"In the Pacific north-west, local people work the shoreline, creating conditions for useful species to thrive"
"On winter nights for the past six years, a group of 20 people have rustled through dark, coniferous woods to emerge on a Canadian beach at the lowest possible tide, illuminated by a correspondingly full moon.
An elder offers a greeting to the place and a prayer, then the team of researchers, volunteers, and First Nations “knowledge holders” lights a warming fire and begins its work. At sites outlined by stones placed hundreds or even thousands of years ago, some begin raking, or “fluffing”, the top three inches of the beach, loosening rocks and mud - and a remarkable number of old clam shells.
When the tide comes back in, it will flush out any rotting organic matter, changing “some places that are compact and smelly into a good clam beach again”, says Skye Augustine, a member of the Stz’uminus First Nation.

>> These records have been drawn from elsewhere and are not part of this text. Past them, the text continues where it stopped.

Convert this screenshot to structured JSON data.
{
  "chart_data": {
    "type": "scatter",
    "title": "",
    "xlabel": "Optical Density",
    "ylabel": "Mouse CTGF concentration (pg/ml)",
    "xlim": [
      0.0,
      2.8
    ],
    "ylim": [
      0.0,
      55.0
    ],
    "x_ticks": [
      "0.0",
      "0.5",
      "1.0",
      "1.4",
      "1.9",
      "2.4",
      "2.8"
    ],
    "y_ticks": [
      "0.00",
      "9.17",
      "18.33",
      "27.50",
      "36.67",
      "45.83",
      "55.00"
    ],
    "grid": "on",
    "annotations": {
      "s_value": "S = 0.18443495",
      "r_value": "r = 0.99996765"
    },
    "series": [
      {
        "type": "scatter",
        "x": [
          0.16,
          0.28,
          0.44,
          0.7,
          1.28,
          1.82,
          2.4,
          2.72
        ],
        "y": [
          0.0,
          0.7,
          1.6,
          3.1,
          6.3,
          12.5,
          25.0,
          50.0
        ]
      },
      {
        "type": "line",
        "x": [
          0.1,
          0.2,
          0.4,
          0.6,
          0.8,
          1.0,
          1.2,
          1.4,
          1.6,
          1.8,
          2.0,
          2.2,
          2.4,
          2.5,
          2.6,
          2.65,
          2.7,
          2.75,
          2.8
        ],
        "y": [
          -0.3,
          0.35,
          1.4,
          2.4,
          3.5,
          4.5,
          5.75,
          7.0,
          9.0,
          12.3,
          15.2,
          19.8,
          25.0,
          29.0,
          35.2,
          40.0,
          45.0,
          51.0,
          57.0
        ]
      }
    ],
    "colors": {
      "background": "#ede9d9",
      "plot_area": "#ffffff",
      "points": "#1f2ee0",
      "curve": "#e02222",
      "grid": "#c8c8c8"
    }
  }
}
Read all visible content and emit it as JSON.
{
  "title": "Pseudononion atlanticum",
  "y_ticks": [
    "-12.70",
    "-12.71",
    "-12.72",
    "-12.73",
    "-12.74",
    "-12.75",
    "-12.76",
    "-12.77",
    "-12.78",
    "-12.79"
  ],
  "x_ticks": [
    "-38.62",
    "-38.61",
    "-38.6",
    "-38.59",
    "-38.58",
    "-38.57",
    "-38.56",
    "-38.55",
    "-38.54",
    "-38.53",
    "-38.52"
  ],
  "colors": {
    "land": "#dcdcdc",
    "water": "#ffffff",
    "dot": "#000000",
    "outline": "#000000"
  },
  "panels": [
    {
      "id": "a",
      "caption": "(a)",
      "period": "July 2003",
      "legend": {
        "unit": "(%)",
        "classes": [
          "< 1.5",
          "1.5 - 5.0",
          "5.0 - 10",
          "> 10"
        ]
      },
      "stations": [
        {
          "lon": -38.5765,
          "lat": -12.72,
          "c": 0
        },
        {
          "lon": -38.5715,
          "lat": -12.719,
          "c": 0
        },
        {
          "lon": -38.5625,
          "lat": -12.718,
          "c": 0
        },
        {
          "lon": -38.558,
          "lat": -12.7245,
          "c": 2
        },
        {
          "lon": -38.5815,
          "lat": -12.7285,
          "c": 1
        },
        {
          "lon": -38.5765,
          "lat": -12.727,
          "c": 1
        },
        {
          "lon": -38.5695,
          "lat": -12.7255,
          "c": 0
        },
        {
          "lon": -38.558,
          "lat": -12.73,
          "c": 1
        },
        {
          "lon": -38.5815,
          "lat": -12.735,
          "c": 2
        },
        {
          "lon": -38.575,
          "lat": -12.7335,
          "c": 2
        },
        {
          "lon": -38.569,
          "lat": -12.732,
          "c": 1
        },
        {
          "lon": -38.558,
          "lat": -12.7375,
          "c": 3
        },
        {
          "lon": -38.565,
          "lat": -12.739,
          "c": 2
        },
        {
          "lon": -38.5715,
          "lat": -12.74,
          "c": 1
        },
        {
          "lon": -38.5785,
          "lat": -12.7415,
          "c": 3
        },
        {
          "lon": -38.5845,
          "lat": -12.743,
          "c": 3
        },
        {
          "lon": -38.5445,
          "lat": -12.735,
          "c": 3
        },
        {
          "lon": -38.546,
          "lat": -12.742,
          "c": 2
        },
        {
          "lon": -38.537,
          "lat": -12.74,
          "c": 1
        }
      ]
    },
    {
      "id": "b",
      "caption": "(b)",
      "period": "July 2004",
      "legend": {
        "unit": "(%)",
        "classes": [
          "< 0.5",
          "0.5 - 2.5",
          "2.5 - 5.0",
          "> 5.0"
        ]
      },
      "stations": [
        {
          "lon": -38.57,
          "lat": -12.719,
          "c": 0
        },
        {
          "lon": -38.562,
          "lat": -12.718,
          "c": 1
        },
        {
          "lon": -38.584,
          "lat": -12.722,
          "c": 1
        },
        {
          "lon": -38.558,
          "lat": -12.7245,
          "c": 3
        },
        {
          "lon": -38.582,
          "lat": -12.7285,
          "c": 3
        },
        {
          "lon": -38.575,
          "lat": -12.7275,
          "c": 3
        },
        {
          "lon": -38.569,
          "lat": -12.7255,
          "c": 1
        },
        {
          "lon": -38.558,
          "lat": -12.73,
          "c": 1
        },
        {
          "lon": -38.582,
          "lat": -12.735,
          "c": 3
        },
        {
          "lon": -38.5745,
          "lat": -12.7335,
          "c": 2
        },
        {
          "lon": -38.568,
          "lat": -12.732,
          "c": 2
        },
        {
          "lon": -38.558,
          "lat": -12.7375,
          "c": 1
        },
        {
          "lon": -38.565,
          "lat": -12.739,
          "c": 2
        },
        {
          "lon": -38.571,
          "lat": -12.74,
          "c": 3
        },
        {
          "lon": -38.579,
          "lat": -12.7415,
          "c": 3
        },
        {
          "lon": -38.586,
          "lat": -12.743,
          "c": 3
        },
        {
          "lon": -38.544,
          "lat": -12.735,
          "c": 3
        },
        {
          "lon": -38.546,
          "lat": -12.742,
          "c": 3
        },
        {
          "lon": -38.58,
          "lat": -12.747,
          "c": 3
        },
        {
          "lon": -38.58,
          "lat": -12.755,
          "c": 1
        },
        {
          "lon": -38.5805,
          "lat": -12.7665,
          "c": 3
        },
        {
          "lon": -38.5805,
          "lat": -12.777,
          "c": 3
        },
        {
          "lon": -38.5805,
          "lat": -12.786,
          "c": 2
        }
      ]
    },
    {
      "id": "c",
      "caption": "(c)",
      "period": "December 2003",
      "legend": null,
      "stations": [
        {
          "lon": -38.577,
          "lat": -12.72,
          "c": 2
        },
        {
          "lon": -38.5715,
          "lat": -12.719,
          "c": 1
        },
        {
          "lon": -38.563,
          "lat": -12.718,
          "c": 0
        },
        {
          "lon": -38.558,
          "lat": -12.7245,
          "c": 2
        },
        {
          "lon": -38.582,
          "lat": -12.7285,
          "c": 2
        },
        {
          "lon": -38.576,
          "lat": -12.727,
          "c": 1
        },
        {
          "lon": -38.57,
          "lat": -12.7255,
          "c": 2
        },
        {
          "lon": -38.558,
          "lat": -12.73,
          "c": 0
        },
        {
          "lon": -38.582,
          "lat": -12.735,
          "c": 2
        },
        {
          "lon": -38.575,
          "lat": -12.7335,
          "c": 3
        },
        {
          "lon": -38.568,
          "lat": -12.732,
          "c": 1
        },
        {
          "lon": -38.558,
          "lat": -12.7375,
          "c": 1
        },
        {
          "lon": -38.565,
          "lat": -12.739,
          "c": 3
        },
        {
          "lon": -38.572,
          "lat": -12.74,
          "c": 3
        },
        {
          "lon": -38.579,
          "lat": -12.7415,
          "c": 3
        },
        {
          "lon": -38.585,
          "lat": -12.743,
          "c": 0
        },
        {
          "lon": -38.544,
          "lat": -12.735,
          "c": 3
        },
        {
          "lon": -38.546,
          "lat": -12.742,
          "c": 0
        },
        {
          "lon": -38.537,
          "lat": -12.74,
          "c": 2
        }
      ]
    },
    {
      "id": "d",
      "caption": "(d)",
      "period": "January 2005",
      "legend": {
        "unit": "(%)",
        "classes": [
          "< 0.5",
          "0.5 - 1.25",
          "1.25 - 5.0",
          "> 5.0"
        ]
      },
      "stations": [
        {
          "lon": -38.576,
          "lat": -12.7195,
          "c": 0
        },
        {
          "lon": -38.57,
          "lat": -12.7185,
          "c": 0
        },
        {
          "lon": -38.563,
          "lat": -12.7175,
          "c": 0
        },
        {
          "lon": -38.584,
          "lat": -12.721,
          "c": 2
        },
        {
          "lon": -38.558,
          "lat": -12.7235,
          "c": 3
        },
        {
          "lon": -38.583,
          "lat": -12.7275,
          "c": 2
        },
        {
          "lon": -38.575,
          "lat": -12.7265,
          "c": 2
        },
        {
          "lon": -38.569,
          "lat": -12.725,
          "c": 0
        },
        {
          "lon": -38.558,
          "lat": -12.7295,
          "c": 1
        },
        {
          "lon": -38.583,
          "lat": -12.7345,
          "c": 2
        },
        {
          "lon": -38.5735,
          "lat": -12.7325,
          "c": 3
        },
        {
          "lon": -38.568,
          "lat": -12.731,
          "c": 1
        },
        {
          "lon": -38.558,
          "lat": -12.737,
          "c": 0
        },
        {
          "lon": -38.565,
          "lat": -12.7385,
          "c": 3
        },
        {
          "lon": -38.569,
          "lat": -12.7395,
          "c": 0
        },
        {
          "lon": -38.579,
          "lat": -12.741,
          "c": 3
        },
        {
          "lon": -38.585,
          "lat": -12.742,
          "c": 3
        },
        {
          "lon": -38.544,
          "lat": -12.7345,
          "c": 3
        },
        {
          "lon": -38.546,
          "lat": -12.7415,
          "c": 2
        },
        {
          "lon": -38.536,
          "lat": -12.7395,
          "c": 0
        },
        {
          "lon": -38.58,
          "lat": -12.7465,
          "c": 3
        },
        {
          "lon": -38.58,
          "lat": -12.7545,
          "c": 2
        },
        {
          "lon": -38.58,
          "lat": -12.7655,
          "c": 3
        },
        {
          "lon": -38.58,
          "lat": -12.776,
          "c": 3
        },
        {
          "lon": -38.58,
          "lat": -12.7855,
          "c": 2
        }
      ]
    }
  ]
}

This spot was once a clam garden, an ancient indigenous form of mariculture that coastal First Nations people have used for millennia. It is estimated that they once numbered in the thousands along the Pacific north-western coast, though ruins are all that’s left of most. In collaboration with the W̱SÁNEĆ and Hul’q’umi’num nations, Augustine has spearheaded the first formal clam garden rehabilitations at two sites in the Gulf Islands, in British Columbia, with dozens more to follow."